Von der Studentenparty bis zum virtuellen Manager-Meeting

Es werden in diesen Tagen also Elemente des digitalen Zusammenlebens geregelt, dazu gehören berechtigte Fragen, zum Beispiel, ob ein Vorgesetzter einen zwingen kann, eine bestimmte Plattform zu nutzen, nur weil sie gerade bequem daherkommt. Oder Fragen nach der Privatsphäre: Laut Nutzungsbedingungen darf Zoom erfasste Daten für gezielte Werbung nutzen; erwähnt wird dabei etwa Google Ads, nicht jedoch Facebook, das, wie Reporter der Webseite Motherboard soeben herausgefunden haben, über jede mit iOS gestartete Zoom-Session in Kenntnis gesetzt wurde. Einfach so. Zoom reagierte am Freitag auf die Enthüllung und beendete die Weitergabe bestimmter Daten an Facebook.
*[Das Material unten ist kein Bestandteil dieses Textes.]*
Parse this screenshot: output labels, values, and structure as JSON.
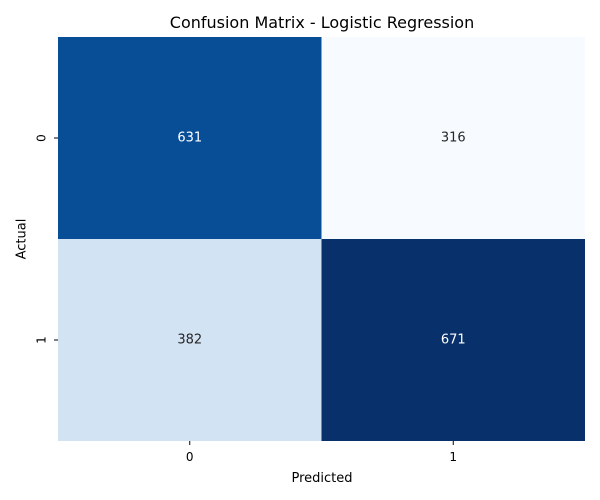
{
  "chart_data": {
    "type": "heatmap",
    "title": "Confusion Matrix - Logistic Regression",
    "xlabel": "Predicted",
    "ylabel": "Actual",
    "x_categories": [
      "0",
      "1"
    ],
    "y_categories": [
      "0",
      "1"
    ],
    "values": [
      [
        631,
        316
      ],
      [
        382,
        671
      ]
    ],
    "colorscale": "Blues",
    "colorbar": false
  }
}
"Wir befinden uns an einem kritischen Punkt", sagte CEO Yuan schon vor ein paar Wochen, und die Mitteilung am vergangenen Freitag klingt trotz des immensen Nutzerwachstums (die Firma selbst veröffentlicht keine Zahlen, die App ist jedoch die derzeit beliebteste sowohl bei Iphone- und Android-Nutzern) eher vorsichtig: "Auch wenn die Nutzung gestiegen ist, bedeutet das nicht unbedingt, dass die Zahl der zahlenden Kunden steigen wird. Jede ungünstige Wahrnehmung, wenn es also Verzögerungen oder Unterbrechungen wegen des gestiegenen Verkehrs gibt, könnte sich negativ auf unsere Reputation auswirken und damit auf die Möglichkeit, zahlende Kunden zu behalten und zu gewinnen."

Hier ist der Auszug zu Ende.